Hibisco roxo, exercendo seu poder de denúncia, transforma-se em um apelo à
aceitação da diversidade de culturas e, no âmbito dessas, da valorização de
diferentes identidades, sejam elas distintas pelo gênero, pela condição social ou pela
etnia. Portanto, aqueles que leem a obra de Adichie aprendem acerca dos aspectos
culturais da sociedade nigeriana, os quais resultam de um processo que pode ser
transposto para um contexto mais amplo, visto que diversas sociedades são fruto de
colonização, similar a que a Nigéria passou.

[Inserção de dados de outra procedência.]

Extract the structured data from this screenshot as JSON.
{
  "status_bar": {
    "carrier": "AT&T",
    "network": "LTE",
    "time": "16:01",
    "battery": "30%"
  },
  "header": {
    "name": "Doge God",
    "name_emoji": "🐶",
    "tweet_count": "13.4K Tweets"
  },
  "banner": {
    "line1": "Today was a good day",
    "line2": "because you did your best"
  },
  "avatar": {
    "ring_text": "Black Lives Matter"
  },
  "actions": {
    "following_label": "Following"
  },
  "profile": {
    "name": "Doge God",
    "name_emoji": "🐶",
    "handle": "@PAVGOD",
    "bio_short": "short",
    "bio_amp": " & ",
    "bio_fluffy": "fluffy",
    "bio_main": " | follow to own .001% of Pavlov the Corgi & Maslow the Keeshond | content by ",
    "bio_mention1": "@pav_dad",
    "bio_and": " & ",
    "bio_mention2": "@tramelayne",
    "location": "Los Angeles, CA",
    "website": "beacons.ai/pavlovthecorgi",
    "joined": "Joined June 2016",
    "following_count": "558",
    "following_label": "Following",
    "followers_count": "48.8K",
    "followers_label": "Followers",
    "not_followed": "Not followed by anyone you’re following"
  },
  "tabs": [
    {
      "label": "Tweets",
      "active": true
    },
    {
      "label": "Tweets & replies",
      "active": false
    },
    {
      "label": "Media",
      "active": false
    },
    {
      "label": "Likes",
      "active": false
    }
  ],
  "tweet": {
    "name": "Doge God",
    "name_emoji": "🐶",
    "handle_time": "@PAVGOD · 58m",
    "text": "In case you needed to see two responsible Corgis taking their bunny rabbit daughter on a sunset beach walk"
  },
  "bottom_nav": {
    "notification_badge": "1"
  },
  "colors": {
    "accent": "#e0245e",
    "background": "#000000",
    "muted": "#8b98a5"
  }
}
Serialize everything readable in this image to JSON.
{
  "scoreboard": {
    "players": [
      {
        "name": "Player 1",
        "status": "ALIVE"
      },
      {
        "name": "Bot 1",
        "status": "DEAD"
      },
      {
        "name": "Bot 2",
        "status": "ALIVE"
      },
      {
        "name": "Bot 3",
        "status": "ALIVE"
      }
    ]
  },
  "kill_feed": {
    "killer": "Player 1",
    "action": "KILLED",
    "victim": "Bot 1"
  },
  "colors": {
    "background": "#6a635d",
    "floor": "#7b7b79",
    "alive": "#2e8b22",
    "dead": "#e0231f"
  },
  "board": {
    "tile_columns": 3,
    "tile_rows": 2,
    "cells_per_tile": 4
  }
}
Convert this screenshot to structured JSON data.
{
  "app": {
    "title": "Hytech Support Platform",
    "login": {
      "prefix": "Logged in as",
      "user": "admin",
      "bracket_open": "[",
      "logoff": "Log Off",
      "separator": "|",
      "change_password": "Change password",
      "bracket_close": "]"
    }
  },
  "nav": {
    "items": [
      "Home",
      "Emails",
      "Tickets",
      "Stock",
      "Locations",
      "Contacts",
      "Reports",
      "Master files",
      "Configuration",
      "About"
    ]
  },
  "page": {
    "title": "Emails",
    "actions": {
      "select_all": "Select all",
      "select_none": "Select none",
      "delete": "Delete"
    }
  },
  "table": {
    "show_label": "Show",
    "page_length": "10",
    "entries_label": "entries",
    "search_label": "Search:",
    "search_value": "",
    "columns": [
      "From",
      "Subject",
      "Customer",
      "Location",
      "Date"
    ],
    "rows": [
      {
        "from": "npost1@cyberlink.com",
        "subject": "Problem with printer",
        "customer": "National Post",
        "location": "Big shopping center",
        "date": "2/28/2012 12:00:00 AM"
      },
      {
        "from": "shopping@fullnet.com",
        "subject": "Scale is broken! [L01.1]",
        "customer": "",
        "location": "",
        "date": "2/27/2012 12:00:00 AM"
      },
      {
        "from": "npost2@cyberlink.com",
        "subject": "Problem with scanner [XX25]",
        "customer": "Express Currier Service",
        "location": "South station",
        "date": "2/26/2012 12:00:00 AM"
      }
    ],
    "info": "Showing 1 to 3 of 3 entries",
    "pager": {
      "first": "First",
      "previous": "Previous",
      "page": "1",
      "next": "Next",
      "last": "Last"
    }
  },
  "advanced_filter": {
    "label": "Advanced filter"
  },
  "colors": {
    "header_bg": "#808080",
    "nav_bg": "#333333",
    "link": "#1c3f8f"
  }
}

A narrativa de Adiche, ambientada na Nigéria, é representada
detalhadamente e presentifica, ao leitor, o clima, cheiros e a natureza exuberante do
país. A história se passa em meio a cajueiros, plumérias, lírios africanos, buganvílias
94

e o exótico hibisco roxo, que é uma flor geneticamente modificada por uma amiga
bióloga de Ifeoma. A planta, que dá nome ao livro, cresce exuberantemente no
jardim da tia, em Nsukka, e encanta Jaja, que ganha uma muda para plantar em
Enegu.
O hibisco roxo, delicado e singular, floresce ao ser cultivado, também, no
jardim da casa de Kambili. Simbolicamente, a planta dá indícios da transformação
que a protagonista narra: a coloração roxa indica a morte da opressão. É em meio à
estonteante diversidade natural, que o enredo trágico e cruel de Adichie é instituído.
A flor metaforiza a situação apresentada: para viver no contexto nigeriano é preciso
aceitar a mudança e a transformação, visto que a negação da diversidade cultural
gera a opressão e conflitos identitários. É isto que se desejou mostrar com Em meio
às flores: a denúncia da palavra inscrita em Hibisco roxo.